Bu madde uyarınca suçun oluşabilmesi için:
- Borçlu sıfatına sahip kişi tarafından eylemin gerçekleştirilmesi,
- Alacaklının zararına yönelik bir kastın bulunması,
- Mal kaçırma, gizleme, muvazaalı devir veya gerçeğe aykırı borç beyanı gibi hileli tasarrufların yapılması gerekir.
Suç, şikâyete tabi olup, ceza soruşturması ancak alacaklının şikâyeti üzerine başlatılabilir.
1.2. Suçun Maddi ve Manevi Unsurları
Fail ve Mağdur Konumları:
Bu suçun faili ancak borçlu olabilir. Failin gerçek kişi olması zorunludur; tüzel kişiler bakımından sorumluluk, ancak fiili işleyen temsilci ya da yönetici bakımından doğabilir. Mağdur ise borç ilişkisi sebebiyle alacaklı konumunda olan kişidir.
Kast ve Hile Unsuru:
İİK m.331 kapsamında suçun manevi unsuru doğrudan kasttır. Fail, eylemini alacaklıya zarar vermek amacıyla gerçekleştirmelidir. Mal kaçırma, başkasına devir, kendini borçsuz gösterme gibi fiillerin arkasında hileli bir irade aranır. Bu nedenle sadece borcun ödenememesi ya da malvarlığının azalması yeterli olmayıp, alacaklının alacağını tahsilini bilerek ve isteyerek engelleme kastı aranır.
Zararın Gerçekleşmesi Koşulu:
Suçun oluşumu için alacaklının fiilen zarara uğramış olması gerekmez. Yargıtay içtihatlarına göre, zarar ihtimali doğuracak eylemler dahi suçun oluşumu için yeterlidir. Ancak bu zarar tehlikesi somut ve gerçekçi bir risk teşkil etmelidir. Örneğin, muvazaalı bir devir işlemine rağmen borçlu malvarlığı açısından halen ödeme gücüne sahipse, suçun unsurlarının oluşup oluşmadığı somut olay özelinde değerlendirilecektir.

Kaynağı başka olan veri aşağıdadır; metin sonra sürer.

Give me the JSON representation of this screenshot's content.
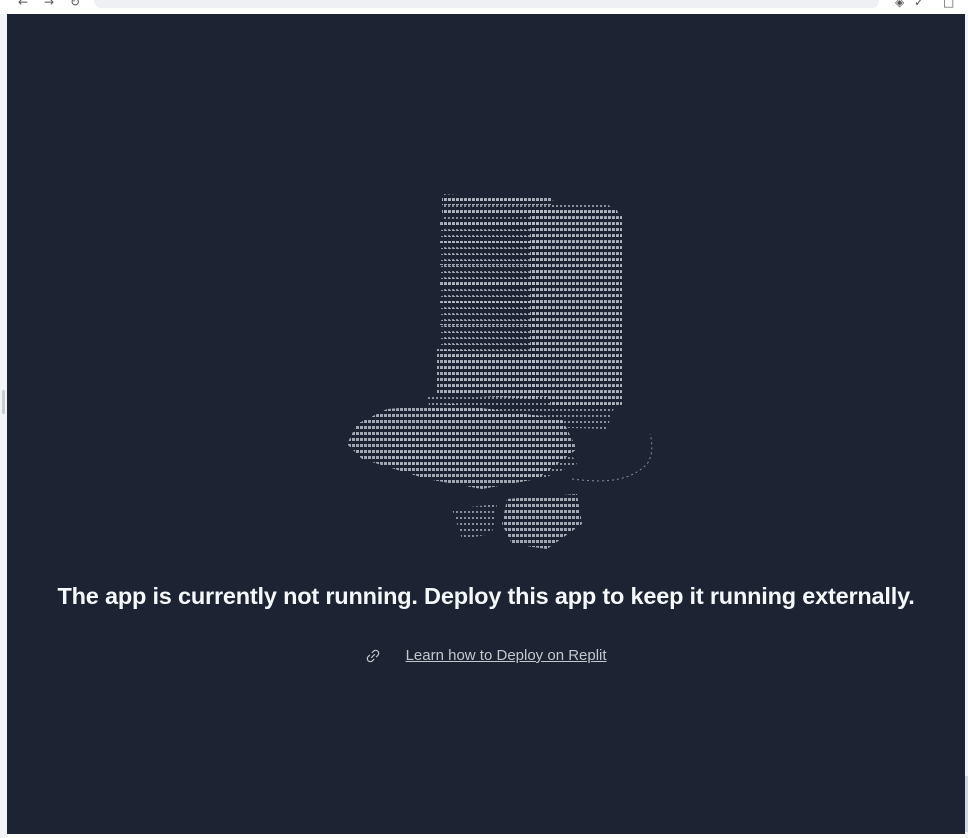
{
  "status": {
    "message": "The app is currently not running. Deploy this app to keep it running externally."
  },
  "help": {
    "link_label": "Learn how to Deploy on Replit",
    "icon": "link-icon"
  },
  "illustration": {
    "icon": "ascii-art-machine-icon"
  },
  "colors": {
    "background": "#1c2333",
    "message_text": "#f5f9fc",
    "link_text": "#c2c8cc",
    "ascii_art": "#b9c0c8"
  }
}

2. Suçun Oluşmasına Yol Açan Hileli Davranışlar
Borçlunun, alacaklıyı zarara uğratmak kastıyla gerçekleştirdiği hileli işlemler, İcra ve İflas Kanunu m.331 kapsamında suç teşkil eder. Bu fiillerin ortak özelliği, borçlunun mevcut ya da muhtemel bir takipten kurtulmak, malvarlığını gizlemek veya etkisiz kılmak amacı taşımasıdır. Uygulamada bu fiiller farklı yöntemlerle karşımıza çıkmaktadır.
2.1. Mal Kaçırma
Mal kaçırma, borçlunun aktif malvarlığını takip edilebilir veya haczedilebilir olmaktan çıkarmaya yönelik her türlü fiilini kapsar. Örneğin:
- Borçlunun taşınır mallarını üçüncü kişilere devretmesi,
- Taşınmazlarını tapuda devretmesi,
- Menkul varlıklarını başka ad ve hesaplara geçirmesi,
mal kaçırma fiili kapsamında değerlendirilir.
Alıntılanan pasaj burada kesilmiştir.